The 2020 TurboTax commercial, “All People Are Tax People,” features a narrator empathizing with the audience over the difficulty of taxes, and then helping viewers see that just as they succeed in other realms, they can also succeed in paying taxes. This is a well put-together advertisement, which is adapted to its audience and leaves them feeling more confident, but the company behind it may be covering up some unethical behavior.
On my first view, I loved this commercial. Everyone has challenges that they face in life, so opening the commercial with the line, “Being a person is complicated,” starts it off in a way that most everyone can respond to. I feel like at this point, it would be easy for them to say something along the lines of, “that’s why we’re here to help you.” It would be a simple commercial stating a common problem (our stressful lives), then offering their services to help us out. But instead, they compliment humankind, and the viewer, on their ability to conquer challenges. This changed the tone from a salesman voice which we may be used to, to a simple and friendly voice that eases the viewer and frames taxes as another test they can beat. Rather than a, “you need our services” commercial, it was a “you’re awesome and you can do hard things” commercial, centered on taxes. Since it was presented by TurboTax, their website is the natural place to go and act on the newfound confidence that came from viewing the advertisement. I found it humorous, personable, attention-grabbing, and relevant.
But then I decided to stretch my personal media literacy and look deeper into TurboTax, and who they represent. Why did they put out this advertisement in the first place? What are their specific services?
Upon further investigation, I discovered what might be questionable ethics underlying this well-put-together advertisement from TurboTax.

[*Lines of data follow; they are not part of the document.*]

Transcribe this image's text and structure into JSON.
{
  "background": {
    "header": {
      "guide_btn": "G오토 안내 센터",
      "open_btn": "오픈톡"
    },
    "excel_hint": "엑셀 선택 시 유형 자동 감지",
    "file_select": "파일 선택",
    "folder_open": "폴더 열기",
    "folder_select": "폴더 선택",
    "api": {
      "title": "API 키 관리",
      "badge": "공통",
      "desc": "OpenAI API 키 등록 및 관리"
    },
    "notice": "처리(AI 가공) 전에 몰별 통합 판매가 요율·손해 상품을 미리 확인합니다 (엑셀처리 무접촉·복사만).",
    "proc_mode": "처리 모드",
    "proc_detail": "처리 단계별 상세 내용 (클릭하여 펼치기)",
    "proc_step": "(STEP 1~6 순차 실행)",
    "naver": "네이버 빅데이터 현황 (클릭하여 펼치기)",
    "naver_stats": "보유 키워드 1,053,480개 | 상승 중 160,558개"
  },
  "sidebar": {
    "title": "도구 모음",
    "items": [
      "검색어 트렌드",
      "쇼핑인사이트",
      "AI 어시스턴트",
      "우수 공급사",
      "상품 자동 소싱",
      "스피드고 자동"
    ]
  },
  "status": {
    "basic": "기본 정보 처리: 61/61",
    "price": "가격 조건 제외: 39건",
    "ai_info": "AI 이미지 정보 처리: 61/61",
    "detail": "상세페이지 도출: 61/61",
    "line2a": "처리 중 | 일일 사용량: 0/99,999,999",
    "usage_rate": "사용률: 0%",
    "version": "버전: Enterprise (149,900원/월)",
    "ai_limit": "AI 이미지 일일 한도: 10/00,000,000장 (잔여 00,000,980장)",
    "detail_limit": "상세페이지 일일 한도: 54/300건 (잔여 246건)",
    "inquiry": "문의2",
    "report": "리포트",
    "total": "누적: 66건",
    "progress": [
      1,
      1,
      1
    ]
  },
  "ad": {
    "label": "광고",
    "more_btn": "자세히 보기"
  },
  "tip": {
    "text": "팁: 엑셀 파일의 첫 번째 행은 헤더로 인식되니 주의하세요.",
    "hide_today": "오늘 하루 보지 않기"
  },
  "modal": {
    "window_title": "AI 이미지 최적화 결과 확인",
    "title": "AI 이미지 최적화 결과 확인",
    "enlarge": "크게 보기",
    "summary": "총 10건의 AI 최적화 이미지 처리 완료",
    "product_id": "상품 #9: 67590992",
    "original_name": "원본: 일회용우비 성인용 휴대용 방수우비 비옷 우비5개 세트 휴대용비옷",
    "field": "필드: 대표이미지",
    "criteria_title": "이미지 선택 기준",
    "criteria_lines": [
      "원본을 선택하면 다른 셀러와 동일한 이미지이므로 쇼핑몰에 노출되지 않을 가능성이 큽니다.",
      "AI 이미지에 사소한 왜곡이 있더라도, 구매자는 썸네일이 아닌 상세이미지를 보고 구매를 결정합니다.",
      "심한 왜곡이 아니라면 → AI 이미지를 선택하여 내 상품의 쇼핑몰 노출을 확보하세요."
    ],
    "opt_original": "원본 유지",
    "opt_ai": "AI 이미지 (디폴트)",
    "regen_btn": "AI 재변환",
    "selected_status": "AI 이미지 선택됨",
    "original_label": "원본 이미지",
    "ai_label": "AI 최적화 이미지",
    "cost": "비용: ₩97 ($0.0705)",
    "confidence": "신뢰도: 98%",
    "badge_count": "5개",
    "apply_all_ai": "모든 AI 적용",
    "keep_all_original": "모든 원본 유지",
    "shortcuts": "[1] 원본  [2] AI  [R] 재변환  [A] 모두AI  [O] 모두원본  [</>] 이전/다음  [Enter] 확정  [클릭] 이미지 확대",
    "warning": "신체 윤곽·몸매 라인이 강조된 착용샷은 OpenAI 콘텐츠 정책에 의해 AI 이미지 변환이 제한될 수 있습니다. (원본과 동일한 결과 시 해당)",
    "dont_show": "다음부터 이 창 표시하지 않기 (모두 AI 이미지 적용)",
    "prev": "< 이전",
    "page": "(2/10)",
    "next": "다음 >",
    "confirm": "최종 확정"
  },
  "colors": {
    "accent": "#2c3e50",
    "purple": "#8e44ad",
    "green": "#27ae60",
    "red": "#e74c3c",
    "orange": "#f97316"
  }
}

The company that runs TurboTax is called Intuit, and they run several financial services including TurboTax, QuickBooks, Mint, and ProConnect. According to ProPublica—a newsroom publishing investigative journalism—Intuit has lobbied millions of dollars into legislation that makes it more difficult for the public to do their own taxes. Intuit’s main business comes from helping clients perform financial tasks, so if the IRS were to create easier and free ways for people to file their own taxes (like other developed nations reportedly have), Intuit could go out of business. Commercials like the one above advertise services that in reality should be free and government-supplied, and would be if not for companies like Intuit.
However, Intuit hasn’t totally bullied the government and the public out of their money. Under current law, Intuit and other tax service companies are required to offer free services to people whose gross income is less than $69,000 a year(irs.gov) and they do. They offer these free services, but what I found is that they are often hidden. The free tax services advertised on the TurboTax website are very limited, and finding the government-mandated and fully functioning free tax services is more work than most consumers will put in.
That goes a little beyond analyzing the 60-second commercial that we began with, but it’s important. Behind the humorous and persuasive media that we’re hit with each day, are corporations that exercise their power freely because their consumers aren’t media-literate enough to question their motives and behaviors.
“All People Are Tax People” is a creative and fun advertisement, but the unethical behaviors behind it are difficult to ignore. Without questioning it, the commercial is innocent, fun, and pride-boosting, but beneath it is a company that may be doing more harm than good. This exercise in media literacy opened my eyes to the importance of understanding why media outlets of any kind do what they do. As we seek to understand why they present their ideas or services, we can filter what media can be used for our long-term benefit, and what media sources will only use and abuse us and our precious resources.